Stop me if you've heard this one before. The Diamondbacks do something which every team in the league has done, and moral outrage breaks out in #HawtSportsTakesLand. In case you missed it last night - and have been living in a cellar since - David Peralta was pole-axed by a fastball to the skull from Jose Fernandez during the Marlins game. As always when a batter is hit in the head, it was an ugly, scary moment, while Peralta lay on the ground without moving. Fortunately, and providing another testimonial to the quality of modern equipment, he was able to walk off the field under his own power.
Then, in the seventh, Dominic Leone hit Christian Yelich. Cue moral outrage from those impeccable arbiters of all that is moral and gracious about sports. Like, er, Deadspin:
The Diamondbacks are still jerks: http://t.co/SUWjbBhDzU
— Deadspin (@Deadspin) July 23, 2015
Hang on. I was assured, the last time this happened, against the Pirates, that the problem wasn't retaliating, it was that the D-backs "didn't go about things the right way." They violated the unwritten statute of limitations, by hitting Andrew McCutchen with a 2-0 pitch or something.
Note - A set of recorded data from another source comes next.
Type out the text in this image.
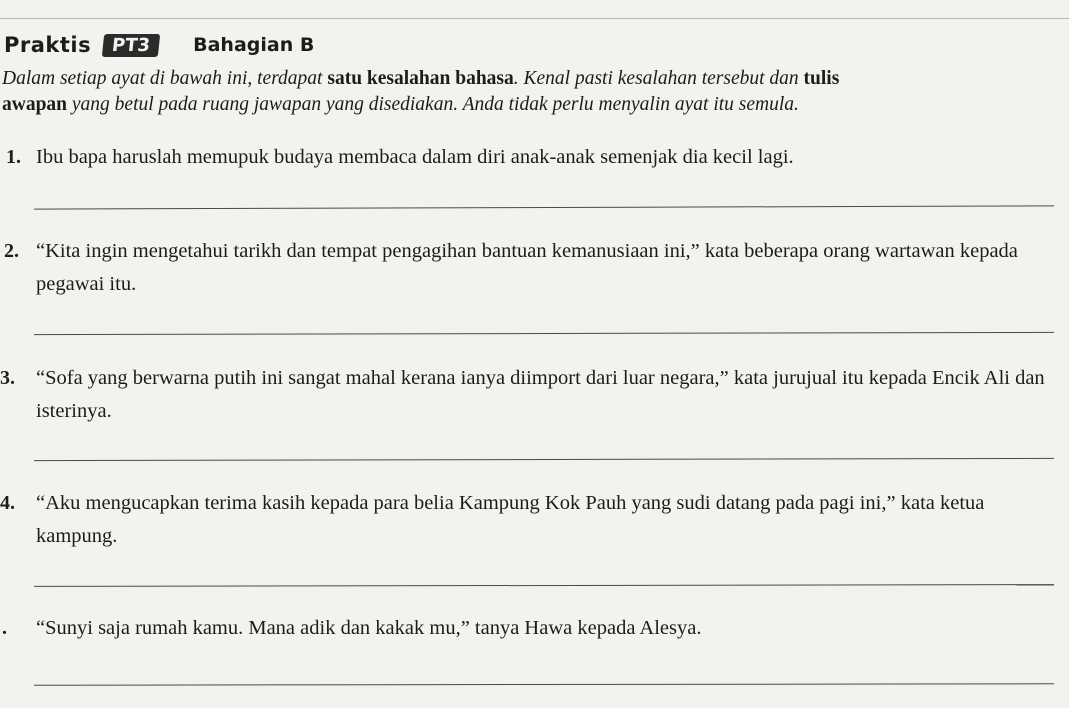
Praktis	PT3	Bahagian B
Dalam setiap ayat di bawah ini, terdapat satu kesalahan bahasa. Kenal pasti kesalahan tersebut dan tulis
awapan yang betul pada ruang jawapan yang disediakan. Anda tidak perlu menyalin ayat itu semula.
1. Ibu bapa haruslah memupuk budaya membaca dalam diri anak-anak semenjak dia kecil lagi.
2. “Kita ingin mengetahui tarikh dan tempat pengagihan bantuan kemanusiaan ini,” kata beberapa orang wartawan kepada pegawai itu.
3. “Sofa yang berwarna putih ini sangat mahal kerana ianya diimport dari luar negara,” kata jurujual itu kepada Encik Ali dan isterinya.
4. “Aku mengucapkan terima kasih kepada para belia Kampung Kok Pauh yang sudi datang pada pagi ini,” kata ketua kampung.
. “Sunyi saja rumah kamu. Mana adik dan kakak mu,” tanya Hawa kepada Alesya.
Last night, the response was immediate - though I have to say, there's reason to wonder whether this was deliberate at all [despite the pronouncements of pundits, apparently blessed with the power of telepathy]. Manager Chip Hale looked more annoyed than anything - no fist-bumps here! - as his bullpen was further taxed, and Leone's "reward"may well be immediate demotion to the minors.
Apparently, the rule is now that you don't get to react to accidents at all. S'funny how this one only seems to apply to the Diamondbacks. Where was all the moral outrage when, say, Clayton Kershaw deliberately plunked Matt Holiday last season, in response to the accidental hitting of Hanley Ramirez? [And not even on the head, just the shoulder] Instead, he was lauded for it, the LA Times's Bill Plaschke writing:
This pitch won't be remembered as a ball or a strike, but a message. "We're going to protect our guys," Dodgers Manager Don Mattingly said. Finally, somebody on a baseball team charged with being rich and spoiled and complacent has done exactly that. And, of course, his cap pulled low over a shaggy-haired glare, that somebody was Kershaw. He is the Dodgers' conscience, so it only made sense that when he felt his teammates had finally been mugged often enough in plain sight at Busch Stadium, he became their cop.
Bit of a contrast to the reactions last night and this morning, no? To his credit, Marlins' manager Dan Jennings was supremely unbothered, saying, The Diamondbacks handled it the right way. It's part of baseball. They hit Yelly in a spot that sent the message; that's part of the game." And that's probably wise, considering Miami did exactly the same thing - without any of the resulting moral hysteria - after Giancarlo Stanton was hit in the head last September. But this didn't stop blowhards from deciding otherwise
IMO intentionally attacking another player should result in harsher fines and longer suspensions than using PEDs.
— Bill Baer (@Baer_Bill) July 23, 2015
Apart from the rank stupidity of conflating sporting actions with real life, Baer also forgets that, in the real world, the "I didn't mean it!" defense stops working at age 9. Accidents have consequences: mow someone down with your car, and telling the cops you didn't do it on purpose won't make them send you on your way. But in baseball, the only potential consequence is payback. Let me be clear: I'd be entirely in favor of getting rid of retaliation. But for that to happen, baseball needs to protect hitters from these "accidents" Quotes used, since the Pirates - who broke Paul Goldschmidt last year - lead the NL in hit batters for 2013, 2014 and 2015, without a peep from MLB.
The bottom line has to be, if you can't pitch inside without hitting people, you shouldn't be doing it. And until there are some kind of checks and balances available, in the far better form of official justice, the frontier kind seen last night will continue, and the manufactured moral outrage treadmill that passes for reporting these days, will continue to spin.